Belén Orta presents an exhibition of contrasts that demonstrates the multidisciplinary nature of creation.
The exhibition will be inaugurated on September 13 at 20:00
at the Museum of San Javier and may be seen until 30 March.
Bethlehem has his work and his life, especially related to the sea, and in particular the Mediterranean.
Cartagenera of birth, studied at the Faculty of Fine Arts of San Carlos in Valencia, where he majored in sculpture and intaglio engraving.
Then continued forming on the Pilar and Joan Miró Foundation in Palma de Mallorca.
Three Mediterranean cities.
Always close to the sea.
Sea.
Paper, brass, vinyl, iron, wood, marble, alabaster and networks are some of the materials the artist used to create your personal universe that could pass for the creation reminiscent of a mermaid on land.
Shells, paper bodies, tentacles, self-absorbed figures alone, outside the world around us, bubbles, voids, empty spaces filled and fill up the conceptual map of Bethlehem.
The jellyfish in Greek mythology chthonic monsters were female turned into stone all who looked at them.
Etymologically, its meaning is "protector."

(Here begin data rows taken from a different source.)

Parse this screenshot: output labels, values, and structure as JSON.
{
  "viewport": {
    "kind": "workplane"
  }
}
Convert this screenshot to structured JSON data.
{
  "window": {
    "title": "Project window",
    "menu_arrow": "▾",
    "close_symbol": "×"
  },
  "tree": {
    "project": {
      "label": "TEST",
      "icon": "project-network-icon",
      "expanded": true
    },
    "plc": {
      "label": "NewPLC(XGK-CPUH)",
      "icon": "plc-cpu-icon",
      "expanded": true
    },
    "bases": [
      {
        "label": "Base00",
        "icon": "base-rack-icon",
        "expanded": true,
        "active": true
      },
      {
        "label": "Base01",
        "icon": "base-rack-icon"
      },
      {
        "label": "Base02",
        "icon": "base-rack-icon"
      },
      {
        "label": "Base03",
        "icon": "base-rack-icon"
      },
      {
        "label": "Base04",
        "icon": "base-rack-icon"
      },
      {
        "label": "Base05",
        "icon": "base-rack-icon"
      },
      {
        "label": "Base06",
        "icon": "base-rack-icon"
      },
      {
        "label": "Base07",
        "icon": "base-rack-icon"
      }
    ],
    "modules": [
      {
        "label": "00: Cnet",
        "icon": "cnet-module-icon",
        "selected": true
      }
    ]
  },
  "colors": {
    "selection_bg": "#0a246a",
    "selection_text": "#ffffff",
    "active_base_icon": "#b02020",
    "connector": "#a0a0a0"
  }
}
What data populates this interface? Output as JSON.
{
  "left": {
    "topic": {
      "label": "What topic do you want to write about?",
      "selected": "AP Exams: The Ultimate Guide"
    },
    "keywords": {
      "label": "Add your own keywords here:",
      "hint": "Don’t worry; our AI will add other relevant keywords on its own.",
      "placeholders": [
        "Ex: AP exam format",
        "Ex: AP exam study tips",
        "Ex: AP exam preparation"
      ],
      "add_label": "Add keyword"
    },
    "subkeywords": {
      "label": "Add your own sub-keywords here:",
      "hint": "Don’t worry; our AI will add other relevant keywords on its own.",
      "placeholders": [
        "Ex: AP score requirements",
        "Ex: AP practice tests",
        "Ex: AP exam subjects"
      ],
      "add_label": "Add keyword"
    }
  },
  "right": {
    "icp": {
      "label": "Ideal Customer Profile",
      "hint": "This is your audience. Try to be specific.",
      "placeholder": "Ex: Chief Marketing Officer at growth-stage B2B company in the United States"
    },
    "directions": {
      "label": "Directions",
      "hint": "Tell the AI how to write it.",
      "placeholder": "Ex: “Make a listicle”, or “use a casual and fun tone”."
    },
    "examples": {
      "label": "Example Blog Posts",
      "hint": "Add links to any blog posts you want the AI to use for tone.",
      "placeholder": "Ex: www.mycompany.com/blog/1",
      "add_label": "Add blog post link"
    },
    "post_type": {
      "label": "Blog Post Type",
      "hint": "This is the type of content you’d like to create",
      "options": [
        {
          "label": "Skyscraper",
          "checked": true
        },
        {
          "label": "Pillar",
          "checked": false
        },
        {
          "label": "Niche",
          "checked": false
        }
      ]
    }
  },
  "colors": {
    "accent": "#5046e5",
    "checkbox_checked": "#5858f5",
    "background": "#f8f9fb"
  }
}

Is that why, by the desire to protect the beauty, the jellyfish are prominent in the work of Bethlehem.
Jellyfish handmade paper such as carved marble sculptures "looking" "iceberg" or "igloo".
A work-of-Bethlehem is always counter-like fish that bite the tail chasing each other to create forms cup-shaped cylinder hidden in the deep sea, thus denying a toast to the sun.
Belén Orta is undoubtedly an artist with his own language where the gaps are too full.